If the SBA refuses to forgive your loan whole or partially, you may be able to appeal the decision through the SBA’s Office of Hearings and Appeals (OHA). This is for SBA-made PPP loan review decisions, not lender-made decisions; you must contact the lender directly to dispute such.
The SBA offers a page dedicated to PPP appeals, complete with information and filing methods. You have 30 days from the decision date to file an appeal. Once you have done so, the loan’s deferment period can be prolonged until the OHA reaches its judgement. You must tell your lender of your appeal so that they can prolong the deferral term, which will allow you to postpone making principal or interest payments until a decision is made.
You’ll need to include the following when submitting your appeal:
- A copy of the SBA loan review decision you’re appealing
- A detailed statement as to why you believe the SBA decision is in error. Include legal arguments and any other pertinent information.

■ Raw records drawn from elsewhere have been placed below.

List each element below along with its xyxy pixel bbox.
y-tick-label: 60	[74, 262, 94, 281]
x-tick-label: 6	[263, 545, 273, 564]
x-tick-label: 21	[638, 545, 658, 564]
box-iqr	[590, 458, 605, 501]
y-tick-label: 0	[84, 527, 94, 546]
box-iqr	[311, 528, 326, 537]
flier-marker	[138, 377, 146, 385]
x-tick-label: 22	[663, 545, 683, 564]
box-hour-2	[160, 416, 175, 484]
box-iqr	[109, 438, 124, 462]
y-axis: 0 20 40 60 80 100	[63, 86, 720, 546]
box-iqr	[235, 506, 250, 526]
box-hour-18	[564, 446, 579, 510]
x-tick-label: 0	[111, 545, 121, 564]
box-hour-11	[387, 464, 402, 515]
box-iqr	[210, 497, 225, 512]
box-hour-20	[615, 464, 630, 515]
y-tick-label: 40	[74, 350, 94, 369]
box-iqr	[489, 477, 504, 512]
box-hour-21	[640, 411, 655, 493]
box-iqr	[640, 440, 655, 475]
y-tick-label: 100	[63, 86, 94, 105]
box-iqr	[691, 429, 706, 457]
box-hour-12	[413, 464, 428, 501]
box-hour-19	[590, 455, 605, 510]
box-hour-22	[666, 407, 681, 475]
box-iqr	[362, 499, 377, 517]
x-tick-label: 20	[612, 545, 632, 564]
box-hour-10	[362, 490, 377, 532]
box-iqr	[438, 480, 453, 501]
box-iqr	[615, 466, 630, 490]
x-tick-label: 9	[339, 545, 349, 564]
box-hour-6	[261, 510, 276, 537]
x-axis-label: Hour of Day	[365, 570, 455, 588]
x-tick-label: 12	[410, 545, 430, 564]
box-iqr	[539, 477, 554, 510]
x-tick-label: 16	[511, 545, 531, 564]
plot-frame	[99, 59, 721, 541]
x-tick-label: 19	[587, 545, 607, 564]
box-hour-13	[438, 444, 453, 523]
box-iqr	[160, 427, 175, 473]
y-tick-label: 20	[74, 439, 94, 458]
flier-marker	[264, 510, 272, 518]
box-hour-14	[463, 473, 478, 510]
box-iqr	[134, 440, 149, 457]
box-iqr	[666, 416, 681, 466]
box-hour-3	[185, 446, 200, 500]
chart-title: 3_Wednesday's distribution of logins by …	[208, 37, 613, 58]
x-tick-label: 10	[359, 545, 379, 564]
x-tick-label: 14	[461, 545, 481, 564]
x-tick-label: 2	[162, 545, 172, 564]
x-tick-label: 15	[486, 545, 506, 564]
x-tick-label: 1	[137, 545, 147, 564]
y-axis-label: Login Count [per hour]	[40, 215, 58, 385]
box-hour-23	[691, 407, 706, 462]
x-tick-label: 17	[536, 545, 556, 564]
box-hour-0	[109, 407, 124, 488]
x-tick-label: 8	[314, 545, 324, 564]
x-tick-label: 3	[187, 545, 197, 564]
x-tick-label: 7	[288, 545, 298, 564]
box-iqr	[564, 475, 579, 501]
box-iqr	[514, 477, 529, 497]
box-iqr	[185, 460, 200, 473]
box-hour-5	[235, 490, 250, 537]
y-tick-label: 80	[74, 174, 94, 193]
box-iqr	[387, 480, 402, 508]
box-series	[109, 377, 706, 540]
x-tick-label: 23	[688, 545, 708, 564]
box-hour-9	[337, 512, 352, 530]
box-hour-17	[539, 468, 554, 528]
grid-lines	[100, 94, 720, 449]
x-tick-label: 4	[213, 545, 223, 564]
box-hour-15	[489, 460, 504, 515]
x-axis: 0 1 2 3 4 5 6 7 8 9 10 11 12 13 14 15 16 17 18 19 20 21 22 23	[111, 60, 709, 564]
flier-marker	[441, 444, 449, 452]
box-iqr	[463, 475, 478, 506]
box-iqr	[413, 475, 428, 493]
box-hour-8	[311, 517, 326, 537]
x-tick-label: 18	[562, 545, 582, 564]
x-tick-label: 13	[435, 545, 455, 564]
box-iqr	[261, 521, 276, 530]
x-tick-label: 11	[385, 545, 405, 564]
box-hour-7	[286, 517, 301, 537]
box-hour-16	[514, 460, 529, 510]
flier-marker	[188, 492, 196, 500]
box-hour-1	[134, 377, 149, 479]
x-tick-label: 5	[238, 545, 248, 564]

- Your or your attorney’s name, address, phone number, and email address
After that, keep an eye on your email inbox since the OHA will contact you regarding next steps. They may request additional information or documentation from you. They may have a tight deadline for delivering this information, so don’t put it off. Keep in mind that the OHA may reject your appeal if it is incomplete, inadequate, or falls outside of their jurisdiction.
If you require additional assistance, the SBA has established a contact centre dedicated to PPP loan forgiveness at (877) 552-2692. You may also get solutions to frequently asked questions in their direct forgiveness knowledgebase.
Disclaimer: The information on this website is provided solely for informative reasons and does not represent legal, tax, or accounting advice. Consult a licenced professional if you have particular questions regarding any of these topics.